The position is a fixed-term position limited to a period of 3 years. The starting date is the 1 November 2025 or soon thereafter.

Salary, pension and other conditions of employment are set in accordance with the Agreement between the Ministry of Taxation and AC (Danish Confederation of Professional Associations) or other relevant organisation. Currently, the monthly salary starts at 38,700 DKK/approx. 5,100 EUR (April 2025 level). Depending on qualifications, a supplement may be negotiated. The employer will pay an additional 18,07% to your pension fund

Questions
For specific information about the Post Doc fellowship, please contact the principal supervisor.

Application procedure
Your application must be submitted electronically by clicking ‘Apply now’ below. The application must include the following documents in PDF format:

  1. Motivated letter of application (max. one page)

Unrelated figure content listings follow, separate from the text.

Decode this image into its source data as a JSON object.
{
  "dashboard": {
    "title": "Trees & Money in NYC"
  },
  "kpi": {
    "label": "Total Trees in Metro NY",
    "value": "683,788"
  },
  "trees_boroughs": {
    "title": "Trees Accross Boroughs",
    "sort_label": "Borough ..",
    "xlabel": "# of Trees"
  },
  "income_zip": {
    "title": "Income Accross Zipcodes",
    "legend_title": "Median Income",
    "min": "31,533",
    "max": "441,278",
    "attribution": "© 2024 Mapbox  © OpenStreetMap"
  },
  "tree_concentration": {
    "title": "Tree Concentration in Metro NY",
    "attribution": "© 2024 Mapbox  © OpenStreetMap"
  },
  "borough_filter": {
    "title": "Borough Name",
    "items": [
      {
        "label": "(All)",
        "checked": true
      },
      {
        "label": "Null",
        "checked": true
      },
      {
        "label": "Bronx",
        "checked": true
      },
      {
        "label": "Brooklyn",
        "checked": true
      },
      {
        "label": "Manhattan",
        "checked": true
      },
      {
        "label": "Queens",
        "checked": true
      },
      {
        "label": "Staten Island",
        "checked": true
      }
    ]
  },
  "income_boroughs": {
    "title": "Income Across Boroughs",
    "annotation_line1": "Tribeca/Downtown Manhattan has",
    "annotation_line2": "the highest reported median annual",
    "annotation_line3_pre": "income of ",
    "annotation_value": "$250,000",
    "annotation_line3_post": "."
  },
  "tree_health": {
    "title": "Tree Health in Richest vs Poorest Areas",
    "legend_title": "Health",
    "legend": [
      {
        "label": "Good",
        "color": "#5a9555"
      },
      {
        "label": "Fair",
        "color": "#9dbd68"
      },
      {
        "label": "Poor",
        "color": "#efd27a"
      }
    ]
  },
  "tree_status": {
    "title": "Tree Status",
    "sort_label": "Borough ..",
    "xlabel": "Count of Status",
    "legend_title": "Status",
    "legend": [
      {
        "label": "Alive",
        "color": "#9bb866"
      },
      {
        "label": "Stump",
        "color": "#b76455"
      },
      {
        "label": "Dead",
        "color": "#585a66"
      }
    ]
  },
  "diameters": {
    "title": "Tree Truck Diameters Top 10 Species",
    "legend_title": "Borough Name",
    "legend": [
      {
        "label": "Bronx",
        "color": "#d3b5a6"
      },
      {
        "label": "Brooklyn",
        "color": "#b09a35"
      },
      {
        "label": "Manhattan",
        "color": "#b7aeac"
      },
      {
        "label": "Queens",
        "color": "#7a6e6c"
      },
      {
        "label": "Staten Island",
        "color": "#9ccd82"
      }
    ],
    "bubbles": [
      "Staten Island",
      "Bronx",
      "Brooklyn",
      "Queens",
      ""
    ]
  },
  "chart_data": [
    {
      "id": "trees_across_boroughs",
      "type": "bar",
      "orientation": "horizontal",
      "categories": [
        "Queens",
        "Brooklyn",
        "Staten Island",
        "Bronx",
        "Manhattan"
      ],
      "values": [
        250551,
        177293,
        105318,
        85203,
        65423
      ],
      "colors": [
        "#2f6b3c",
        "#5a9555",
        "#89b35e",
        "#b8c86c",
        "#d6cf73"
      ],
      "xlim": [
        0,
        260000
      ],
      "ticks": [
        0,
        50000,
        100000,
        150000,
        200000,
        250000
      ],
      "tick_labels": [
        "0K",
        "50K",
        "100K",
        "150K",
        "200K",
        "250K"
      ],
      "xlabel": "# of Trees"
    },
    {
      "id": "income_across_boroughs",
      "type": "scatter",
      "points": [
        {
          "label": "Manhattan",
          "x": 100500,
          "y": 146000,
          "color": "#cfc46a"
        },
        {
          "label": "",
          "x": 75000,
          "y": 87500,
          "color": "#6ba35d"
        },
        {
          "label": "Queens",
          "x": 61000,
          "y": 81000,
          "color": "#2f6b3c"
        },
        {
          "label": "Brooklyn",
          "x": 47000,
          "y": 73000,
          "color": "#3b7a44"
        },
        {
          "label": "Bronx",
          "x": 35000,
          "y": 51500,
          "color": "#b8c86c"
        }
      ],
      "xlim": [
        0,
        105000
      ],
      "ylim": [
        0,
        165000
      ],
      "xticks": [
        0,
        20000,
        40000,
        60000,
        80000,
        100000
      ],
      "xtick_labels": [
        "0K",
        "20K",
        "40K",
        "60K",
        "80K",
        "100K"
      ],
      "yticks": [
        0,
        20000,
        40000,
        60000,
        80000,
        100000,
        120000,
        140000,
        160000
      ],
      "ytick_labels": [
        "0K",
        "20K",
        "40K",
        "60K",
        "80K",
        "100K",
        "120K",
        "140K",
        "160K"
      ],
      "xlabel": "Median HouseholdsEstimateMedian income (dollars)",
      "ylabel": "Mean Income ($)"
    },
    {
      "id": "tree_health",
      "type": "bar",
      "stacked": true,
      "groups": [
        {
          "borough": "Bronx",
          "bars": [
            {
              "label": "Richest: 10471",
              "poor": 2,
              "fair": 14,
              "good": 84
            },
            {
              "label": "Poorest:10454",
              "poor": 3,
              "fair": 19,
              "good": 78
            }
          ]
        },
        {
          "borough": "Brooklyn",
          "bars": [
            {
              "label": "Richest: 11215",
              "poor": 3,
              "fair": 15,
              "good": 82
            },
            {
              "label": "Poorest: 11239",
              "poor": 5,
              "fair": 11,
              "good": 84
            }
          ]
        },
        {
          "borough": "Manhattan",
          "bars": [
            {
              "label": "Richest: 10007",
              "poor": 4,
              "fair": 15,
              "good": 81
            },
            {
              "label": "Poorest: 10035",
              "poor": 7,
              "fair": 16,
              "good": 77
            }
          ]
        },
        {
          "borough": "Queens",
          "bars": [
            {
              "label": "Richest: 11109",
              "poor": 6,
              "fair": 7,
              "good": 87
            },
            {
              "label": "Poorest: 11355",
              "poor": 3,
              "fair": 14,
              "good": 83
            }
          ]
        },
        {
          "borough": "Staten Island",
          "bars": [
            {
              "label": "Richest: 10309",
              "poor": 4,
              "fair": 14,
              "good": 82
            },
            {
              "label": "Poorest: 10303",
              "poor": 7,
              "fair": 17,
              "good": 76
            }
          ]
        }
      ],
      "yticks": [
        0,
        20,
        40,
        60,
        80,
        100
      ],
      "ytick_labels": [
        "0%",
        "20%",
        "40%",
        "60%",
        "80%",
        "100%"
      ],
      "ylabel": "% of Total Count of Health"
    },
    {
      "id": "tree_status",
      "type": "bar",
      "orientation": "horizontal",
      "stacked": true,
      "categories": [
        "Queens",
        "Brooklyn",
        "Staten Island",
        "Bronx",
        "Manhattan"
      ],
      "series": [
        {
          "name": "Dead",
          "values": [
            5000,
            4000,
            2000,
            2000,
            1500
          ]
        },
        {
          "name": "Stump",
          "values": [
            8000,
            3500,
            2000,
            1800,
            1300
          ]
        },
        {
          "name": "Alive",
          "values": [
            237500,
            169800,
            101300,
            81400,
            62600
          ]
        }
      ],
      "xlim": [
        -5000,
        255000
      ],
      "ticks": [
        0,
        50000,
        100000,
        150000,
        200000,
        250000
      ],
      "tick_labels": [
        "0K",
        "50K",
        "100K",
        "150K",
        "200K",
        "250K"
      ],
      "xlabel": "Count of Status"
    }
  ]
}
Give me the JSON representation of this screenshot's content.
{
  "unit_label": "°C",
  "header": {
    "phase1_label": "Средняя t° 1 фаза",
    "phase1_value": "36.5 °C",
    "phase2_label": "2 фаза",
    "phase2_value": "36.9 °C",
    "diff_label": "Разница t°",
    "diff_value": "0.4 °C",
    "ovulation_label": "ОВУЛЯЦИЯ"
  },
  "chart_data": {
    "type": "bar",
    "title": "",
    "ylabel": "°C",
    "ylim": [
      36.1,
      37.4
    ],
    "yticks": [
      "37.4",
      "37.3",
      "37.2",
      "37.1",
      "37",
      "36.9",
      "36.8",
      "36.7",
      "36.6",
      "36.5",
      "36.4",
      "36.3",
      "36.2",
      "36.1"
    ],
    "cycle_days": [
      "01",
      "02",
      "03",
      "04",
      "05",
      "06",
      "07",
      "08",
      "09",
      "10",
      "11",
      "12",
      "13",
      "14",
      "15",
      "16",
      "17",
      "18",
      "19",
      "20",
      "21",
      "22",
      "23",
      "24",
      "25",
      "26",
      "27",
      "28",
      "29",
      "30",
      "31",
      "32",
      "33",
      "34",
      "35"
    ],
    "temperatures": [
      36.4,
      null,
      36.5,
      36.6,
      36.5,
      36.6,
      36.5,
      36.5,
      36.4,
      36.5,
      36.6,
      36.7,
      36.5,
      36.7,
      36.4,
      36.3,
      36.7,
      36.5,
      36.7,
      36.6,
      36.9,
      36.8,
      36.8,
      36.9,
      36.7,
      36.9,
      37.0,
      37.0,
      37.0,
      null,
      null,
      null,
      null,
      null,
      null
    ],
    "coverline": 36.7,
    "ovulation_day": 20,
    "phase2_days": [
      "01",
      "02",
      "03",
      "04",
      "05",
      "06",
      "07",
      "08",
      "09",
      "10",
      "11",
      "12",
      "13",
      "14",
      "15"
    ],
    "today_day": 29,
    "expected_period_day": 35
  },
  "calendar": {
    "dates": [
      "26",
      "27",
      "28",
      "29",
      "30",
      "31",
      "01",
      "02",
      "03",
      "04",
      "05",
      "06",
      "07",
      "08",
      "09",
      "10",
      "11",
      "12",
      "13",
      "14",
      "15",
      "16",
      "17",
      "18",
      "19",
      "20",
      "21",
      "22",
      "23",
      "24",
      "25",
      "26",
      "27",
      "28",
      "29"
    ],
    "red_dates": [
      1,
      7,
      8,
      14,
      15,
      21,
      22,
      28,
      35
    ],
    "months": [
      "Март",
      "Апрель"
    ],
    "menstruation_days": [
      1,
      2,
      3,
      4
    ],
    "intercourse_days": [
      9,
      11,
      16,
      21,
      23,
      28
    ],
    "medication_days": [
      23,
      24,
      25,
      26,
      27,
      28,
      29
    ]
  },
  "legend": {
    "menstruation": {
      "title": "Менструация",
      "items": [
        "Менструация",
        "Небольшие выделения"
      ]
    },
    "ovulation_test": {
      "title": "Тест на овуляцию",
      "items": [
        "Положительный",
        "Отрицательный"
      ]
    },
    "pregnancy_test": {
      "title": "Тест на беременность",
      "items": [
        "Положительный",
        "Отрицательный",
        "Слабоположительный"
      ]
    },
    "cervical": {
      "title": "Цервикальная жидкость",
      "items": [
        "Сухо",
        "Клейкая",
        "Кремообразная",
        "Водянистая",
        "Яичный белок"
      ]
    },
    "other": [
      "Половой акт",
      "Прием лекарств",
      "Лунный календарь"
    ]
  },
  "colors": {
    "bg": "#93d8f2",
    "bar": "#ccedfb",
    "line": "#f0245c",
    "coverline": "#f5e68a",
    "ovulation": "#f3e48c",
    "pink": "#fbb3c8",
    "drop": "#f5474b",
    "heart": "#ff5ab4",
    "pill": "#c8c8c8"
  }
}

  2. CV incl. education, experience, language skills and other skills relevant for the position

  3. Certified copy of original all relevant diplomas and transcript of records in the original language, including an authorized English translation if issued in other language than English or Danish

  4. Publication list

Application deadline: 1 September 2025, 23.59pm CET

We reserve the right not to consider material received after the deadline, and not to consider applications that do not live up to the abovementioned requirements.

The further process
After the expiry of the deadline for applications, the authorized recruitment manager selects applicants for assessment on the advice of the hiring committee. All applicants are then immediately notified whether their application has been passed for assessment by an unbiased assessor.

The assessor makes a non-prioritized assessment of the academic qualifications and experience with respect to the above-mentioned area of research, techniques, skills and other requirements listed in the advertisement.

Once the assessment work has been completed each applicant has the opportunity to comment on the part of the assessment that relates to the applicant him/herself.

You find information about the recruitment process at: http://employment.ku.dk/faculty/recruitment-process/

The applicants will be assessed according to the Ministerial Order no. 242 of 13 March 2012 on the Appointment of Academic Staff at Universities.

The University of Copenhagen wish to reflect the diversity of society and encourage all qualified candidates to apply regardless of personal background.